Hacker News new | past | comments | ask | show | jobs | submit login
Find Files (Ff) – File Search Utility in Rust (github.com)
76 points by pvsukale3 56 days ago | hide | past | web | favorite | 78 comments

There's also fd[1], which is written in rust and is super fast.

[1] https://github.com/sharkdp/fd

I just did a little test. fd seems to be about 3 times as fast.

  Command      | Mean [ms]     | Min…Max [ms]
  `fd .conf /` | 525.6 ± 17.7  | 505.3…552.0
  `ff .conf /` | 1760.8 ± 10.2 | 1744.6…1775.3

Looking at the code, I believe because fd uses a loop, and ff uses function recursion to walk the path tree. Function recursion is easier to write, but definitely has some overhead.

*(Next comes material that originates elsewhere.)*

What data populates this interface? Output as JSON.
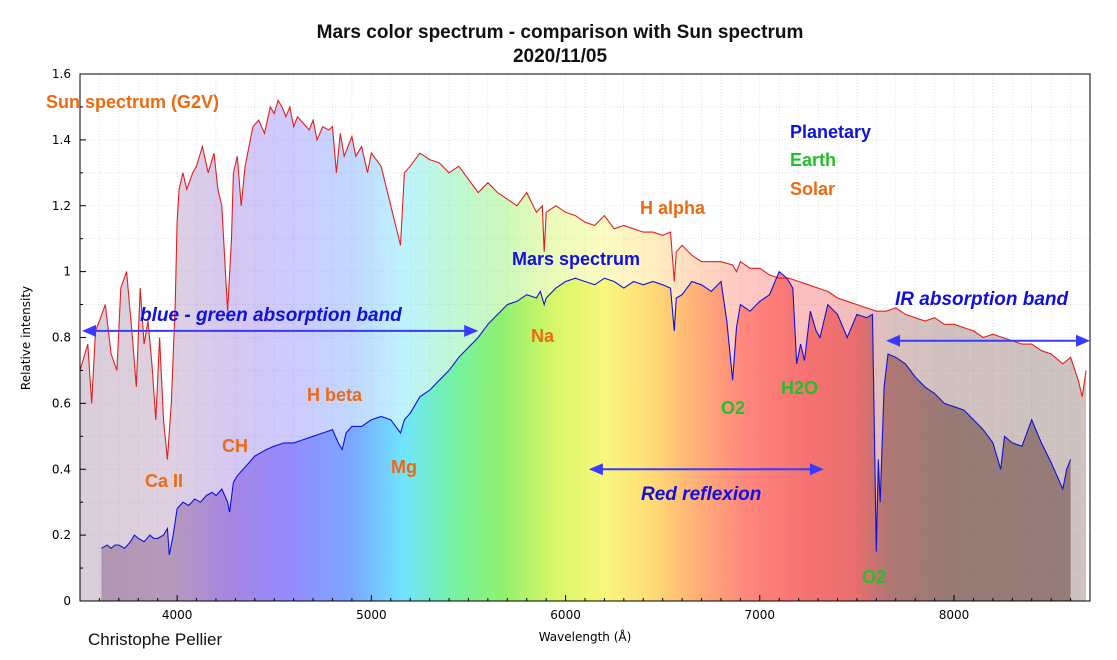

My experience is that if you have to maintain your own stack (which you'd need to in order to recursively walk directories) its faster to use the builtin stack than to implement your own.

Further, it seems that this would IO-bound not CPU-bound so whatever small overhead exists in recursion vs iteration will not be noticeable.

I think the difference is rather that `fd` uses threads and `ff` does not.

> `fd` uses threads and `ff` does not.

Author here. This is true. ff does not use threads right now. I have started learning Rust just a few days ago. I am not quite yet familiar with advanced topics such as achieving parallelism using threads in Rust and other similar stuff. My knowledge of Rust is limited at this moment and I struggled to get the language concepts to work such as ownership, lifetimes, etc. I am sure that I will be able to improvise the ff's performance by some extent by gaining some more knowledge of Rust.

UPDATE: Now ff also uses threads to achieve parallelism.

Author here. Slow behavior while searching through a large number of files is a known issue at this moment. I will definitely try to reduce it by some extent by immediately streaming to STDOUT (or to a non-TTY device if TTY is not STDOUT). Right now, the results are accumulated, filtered and then printed in one go.

Z (fast shell jump) and ripgrep + FZF are among my favorite niceties. Not essencial, but so much more joyful to use.

yes I use fd which is fast and great, along with 'rg' for grepping, both by the same author using rust.

hope someone can produce a C version of them for fun

fd wasn't written by me. :-)

The C version of ripgrep is the thing that came before ripgrep, The Silver Searcher.

First, I have a problem with rewriting common utilities (like find, which also supports more search functionality than regex) while changing flags (e.g. `i` to ignore case to `s` - incidentally, grep also accepts `i` to ignore case). It makes it harder to explore the system interactively, particularly for beginners.

Second, the utility already exists, and this version is significantly slower:

  > time ./ff '.*.cpp' ~/src/ > /dev/null
  real 0m1.195s
  user 0m0.488s
  sys 0m0.671s

  > time find -E ~/src/ -type f -regex '.*.cpp'  > /dev/null

  real 0m0.880s
  user 0m0.407s
  sys 0m0.425s
But wait! This is a totally unnatural use of find. If we use find like users actually do, we get even better performance:

  time find ~/src/ -name '*.cpp'  > /dev/null

  real 0m0.553s
  user 0m0.181s
  sys 0m0.363s
Hardly scientific. But it begs the question: who is this for?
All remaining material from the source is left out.